A dor real e a farsa fabricada – quando a maratona termina em desinformação
O último sábado (7) foi gelado nos pampas – um típico dia de “frio de renguear cusco”, mas perfeito para encarar as provas da 40ª Maratona Internacional de Porto Alegre, na Orla do Guaíba. Infelizmente, uma tragédia marcou o evento: um jovem morreu na Meia Maratona. E assim que a notícia veio à tona, surgiu uma enxurrada de comentários distorcidos nas redes sociais culpando a vacina contra Covid-19. Ou seja, a partir de um fato – real – criou-se uma narrativa sem qualquer evidência confiável.

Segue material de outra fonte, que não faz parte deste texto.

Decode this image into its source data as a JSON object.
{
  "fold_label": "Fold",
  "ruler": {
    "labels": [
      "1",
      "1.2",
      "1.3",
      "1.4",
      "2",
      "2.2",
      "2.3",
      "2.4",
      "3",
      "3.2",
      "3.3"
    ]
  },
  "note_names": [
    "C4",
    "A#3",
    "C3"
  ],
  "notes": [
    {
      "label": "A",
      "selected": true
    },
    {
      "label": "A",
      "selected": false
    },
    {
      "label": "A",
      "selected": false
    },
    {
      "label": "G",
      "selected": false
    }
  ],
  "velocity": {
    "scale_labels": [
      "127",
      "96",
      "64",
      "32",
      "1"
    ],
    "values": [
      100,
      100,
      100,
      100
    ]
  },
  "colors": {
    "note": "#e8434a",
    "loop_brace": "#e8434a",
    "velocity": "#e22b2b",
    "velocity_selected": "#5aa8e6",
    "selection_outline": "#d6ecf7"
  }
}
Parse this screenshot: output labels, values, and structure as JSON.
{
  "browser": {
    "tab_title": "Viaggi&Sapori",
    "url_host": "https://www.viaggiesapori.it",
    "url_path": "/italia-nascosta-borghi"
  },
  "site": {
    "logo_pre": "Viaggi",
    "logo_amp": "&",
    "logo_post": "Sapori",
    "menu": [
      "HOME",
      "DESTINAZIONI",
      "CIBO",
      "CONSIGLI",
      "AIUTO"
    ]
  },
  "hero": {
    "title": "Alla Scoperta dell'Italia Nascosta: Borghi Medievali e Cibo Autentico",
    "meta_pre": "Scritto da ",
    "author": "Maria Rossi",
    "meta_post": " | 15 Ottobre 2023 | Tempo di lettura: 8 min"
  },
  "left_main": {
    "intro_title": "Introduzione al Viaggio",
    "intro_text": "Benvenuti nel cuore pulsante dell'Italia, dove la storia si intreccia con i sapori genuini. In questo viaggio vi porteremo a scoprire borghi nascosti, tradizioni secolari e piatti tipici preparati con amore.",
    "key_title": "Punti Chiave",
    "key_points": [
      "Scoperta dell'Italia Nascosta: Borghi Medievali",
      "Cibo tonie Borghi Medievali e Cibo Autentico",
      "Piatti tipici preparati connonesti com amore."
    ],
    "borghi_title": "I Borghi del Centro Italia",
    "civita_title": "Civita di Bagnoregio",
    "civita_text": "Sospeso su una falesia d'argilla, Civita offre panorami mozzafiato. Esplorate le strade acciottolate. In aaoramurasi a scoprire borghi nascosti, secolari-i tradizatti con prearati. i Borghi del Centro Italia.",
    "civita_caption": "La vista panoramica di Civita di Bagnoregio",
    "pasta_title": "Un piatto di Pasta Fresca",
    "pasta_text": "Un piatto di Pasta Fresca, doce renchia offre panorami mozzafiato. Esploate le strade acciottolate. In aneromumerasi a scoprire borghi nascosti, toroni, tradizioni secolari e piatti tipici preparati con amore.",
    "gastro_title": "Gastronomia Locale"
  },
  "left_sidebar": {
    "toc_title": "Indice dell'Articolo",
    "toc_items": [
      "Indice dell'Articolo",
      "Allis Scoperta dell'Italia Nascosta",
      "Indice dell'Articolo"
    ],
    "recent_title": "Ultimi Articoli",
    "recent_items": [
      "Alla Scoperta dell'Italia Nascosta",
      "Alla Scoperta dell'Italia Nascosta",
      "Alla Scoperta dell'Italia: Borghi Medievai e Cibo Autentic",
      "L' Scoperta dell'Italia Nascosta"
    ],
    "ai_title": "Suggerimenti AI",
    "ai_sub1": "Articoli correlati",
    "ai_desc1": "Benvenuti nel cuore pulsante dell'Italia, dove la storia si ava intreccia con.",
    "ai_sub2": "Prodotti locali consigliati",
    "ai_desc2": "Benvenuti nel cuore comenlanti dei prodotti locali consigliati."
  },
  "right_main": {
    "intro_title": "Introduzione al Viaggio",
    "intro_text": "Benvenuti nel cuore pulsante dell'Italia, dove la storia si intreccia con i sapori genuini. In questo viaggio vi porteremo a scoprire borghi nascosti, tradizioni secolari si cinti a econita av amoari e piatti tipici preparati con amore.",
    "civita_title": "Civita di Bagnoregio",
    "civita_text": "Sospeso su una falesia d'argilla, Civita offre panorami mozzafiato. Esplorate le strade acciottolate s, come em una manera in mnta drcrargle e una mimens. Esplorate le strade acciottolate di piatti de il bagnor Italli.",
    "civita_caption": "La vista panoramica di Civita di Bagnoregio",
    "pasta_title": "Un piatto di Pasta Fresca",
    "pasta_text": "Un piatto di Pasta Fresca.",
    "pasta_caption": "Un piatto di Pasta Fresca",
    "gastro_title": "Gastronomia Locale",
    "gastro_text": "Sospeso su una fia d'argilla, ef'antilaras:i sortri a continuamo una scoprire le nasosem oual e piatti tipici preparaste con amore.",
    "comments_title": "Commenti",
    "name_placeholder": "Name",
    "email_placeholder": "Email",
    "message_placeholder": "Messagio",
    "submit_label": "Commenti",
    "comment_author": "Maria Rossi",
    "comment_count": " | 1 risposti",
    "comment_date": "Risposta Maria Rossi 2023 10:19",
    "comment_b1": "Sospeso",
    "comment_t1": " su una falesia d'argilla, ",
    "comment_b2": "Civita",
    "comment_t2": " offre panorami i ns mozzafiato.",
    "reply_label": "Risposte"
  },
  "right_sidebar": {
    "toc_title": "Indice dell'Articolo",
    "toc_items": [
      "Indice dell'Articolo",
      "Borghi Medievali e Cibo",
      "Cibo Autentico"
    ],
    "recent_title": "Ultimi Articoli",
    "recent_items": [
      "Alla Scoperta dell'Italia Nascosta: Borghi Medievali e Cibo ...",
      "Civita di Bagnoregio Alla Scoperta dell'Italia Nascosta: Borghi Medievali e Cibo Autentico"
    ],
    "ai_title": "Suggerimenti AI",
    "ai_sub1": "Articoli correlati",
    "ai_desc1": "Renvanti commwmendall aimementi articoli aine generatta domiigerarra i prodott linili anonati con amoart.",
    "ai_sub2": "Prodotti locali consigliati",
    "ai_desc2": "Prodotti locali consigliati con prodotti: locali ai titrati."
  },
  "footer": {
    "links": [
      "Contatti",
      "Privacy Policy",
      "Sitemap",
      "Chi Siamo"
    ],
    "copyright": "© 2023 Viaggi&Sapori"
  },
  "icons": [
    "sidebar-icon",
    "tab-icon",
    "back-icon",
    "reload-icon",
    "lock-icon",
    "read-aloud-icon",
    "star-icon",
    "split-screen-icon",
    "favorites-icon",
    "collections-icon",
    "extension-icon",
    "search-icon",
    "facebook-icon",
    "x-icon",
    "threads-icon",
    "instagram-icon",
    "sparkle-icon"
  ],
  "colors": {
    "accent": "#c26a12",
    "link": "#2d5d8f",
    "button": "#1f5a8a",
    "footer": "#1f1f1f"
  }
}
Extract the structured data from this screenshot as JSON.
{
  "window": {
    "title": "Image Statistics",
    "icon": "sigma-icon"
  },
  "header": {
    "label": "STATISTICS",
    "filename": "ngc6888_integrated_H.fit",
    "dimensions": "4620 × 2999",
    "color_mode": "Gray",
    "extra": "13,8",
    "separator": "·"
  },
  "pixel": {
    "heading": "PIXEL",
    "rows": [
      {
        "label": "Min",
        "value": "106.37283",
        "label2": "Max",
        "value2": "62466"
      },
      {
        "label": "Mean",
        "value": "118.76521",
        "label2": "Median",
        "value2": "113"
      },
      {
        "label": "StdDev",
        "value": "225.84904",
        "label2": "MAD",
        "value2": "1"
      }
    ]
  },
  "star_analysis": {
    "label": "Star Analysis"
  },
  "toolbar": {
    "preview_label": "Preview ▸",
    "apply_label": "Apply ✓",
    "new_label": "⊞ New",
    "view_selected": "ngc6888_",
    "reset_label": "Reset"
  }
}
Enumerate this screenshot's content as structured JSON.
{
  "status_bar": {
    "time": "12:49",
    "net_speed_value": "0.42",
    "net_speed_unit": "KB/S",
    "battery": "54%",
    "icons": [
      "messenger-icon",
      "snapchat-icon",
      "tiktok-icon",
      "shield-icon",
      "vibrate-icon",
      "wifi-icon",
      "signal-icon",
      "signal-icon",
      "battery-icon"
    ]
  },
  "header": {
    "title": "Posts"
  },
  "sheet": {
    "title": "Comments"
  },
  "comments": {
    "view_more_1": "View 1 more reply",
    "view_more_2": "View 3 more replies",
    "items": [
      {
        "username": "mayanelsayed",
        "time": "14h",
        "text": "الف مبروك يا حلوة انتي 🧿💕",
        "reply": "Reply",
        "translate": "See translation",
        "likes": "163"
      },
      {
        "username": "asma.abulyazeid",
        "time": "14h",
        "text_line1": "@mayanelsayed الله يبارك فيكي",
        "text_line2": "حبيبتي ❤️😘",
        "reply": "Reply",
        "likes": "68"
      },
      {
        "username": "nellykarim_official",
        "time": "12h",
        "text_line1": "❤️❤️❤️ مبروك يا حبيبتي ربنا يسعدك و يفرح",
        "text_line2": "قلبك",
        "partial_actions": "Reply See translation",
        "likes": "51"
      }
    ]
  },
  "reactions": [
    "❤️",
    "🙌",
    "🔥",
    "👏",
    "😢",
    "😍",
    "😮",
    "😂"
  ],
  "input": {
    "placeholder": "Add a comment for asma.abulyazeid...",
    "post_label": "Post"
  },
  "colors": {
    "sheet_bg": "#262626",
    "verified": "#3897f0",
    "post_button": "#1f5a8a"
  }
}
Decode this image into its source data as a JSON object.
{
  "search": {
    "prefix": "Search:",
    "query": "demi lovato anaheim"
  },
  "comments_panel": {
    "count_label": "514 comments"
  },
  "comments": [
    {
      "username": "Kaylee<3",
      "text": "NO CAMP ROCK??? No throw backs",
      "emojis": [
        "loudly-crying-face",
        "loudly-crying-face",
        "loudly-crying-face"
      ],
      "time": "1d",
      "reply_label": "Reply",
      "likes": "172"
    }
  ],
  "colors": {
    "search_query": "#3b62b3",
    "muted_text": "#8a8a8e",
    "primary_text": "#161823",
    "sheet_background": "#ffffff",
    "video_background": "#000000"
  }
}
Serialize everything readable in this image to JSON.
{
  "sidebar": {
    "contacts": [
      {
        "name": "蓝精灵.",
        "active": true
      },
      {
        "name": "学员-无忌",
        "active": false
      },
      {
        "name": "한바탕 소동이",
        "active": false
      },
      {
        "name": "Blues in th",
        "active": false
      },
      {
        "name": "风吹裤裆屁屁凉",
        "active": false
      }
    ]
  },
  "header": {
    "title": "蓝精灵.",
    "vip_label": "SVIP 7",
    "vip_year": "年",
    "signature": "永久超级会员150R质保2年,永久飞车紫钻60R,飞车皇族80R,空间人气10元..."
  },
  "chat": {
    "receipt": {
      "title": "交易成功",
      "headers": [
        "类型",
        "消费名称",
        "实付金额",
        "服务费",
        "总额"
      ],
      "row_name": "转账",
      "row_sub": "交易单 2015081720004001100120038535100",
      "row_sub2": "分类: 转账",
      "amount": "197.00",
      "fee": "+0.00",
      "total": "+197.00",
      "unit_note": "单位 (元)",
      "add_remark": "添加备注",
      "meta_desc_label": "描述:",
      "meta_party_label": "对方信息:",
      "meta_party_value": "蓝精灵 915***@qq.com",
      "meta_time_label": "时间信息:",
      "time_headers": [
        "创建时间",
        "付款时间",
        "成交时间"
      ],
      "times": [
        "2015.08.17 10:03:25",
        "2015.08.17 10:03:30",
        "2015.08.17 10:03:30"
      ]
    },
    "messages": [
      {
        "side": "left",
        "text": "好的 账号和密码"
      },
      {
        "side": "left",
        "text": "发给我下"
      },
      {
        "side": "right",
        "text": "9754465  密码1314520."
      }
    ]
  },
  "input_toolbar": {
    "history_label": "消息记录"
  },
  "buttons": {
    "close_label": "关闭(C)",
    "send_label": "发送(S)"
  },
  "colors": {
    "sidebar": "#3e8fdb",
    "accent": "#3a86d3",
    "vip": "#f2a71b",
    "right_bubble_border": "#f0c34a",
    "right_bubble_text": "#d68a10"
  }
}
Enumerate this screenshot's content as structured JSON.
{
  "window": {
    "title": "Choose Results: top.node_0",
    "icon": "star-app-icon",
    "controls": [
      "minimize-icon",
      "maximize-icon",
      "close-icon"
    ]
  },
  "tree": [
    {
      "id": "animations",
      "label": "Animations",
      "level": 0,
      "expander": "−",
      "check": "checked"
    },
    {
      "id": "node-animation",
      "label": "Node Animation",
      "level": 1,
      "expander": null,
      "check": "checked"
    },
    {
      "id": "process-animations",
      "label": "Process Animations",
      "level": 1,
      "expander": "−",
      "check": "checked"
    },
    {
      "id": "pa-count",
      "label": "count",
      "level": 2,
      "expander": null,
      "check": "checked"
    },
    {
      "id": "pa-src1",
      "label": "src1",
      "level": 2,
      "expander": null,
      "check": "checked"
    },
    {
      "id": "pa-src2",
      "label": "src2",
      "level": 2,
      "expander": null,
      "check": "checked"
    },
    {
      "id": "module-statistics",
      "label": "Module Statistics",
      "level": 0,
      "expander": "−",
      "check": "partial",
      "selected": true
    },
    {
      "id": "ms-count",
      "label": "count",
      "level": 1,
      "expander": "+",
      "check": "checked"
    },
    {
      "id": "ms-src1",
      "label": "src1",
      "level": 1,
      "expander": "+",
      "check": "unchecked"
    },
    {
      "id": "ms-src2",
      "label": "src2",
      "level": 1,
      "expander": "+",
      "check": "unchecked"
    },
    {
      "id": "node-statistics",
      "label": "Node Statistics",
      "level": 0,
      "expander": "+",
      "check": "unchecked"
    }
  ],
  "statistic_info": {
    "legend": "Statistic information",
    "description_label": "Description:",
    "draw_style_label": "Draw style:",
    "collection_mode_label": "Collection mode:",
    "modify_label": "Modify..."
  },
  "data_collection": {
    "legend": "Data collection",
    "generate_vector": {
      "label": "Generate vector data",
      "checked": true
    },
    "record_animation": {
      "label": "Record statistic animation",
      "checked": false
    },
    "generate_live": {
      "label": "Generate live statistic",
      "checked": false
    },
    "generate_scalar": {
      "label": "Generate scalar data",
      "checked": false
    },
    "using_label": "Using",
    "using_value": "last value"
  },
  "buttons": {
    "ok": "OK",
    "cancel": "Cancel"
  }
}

Nas duas edições anteriores do evento, corri os 21 quilômetros da Meia Maratona. Como diminui o ritmo de treinos nos últimos meses e troquei de assessoria esportiva, minha nova treinadora aconselhou correr na prova dos 10 Km este ano, cuja largada ocorreu às 9h, duas horas depois do início dos 21 Km. E quando estava na concentração, há poucos minutos de iniciar a rústica, vi algo até então inédito.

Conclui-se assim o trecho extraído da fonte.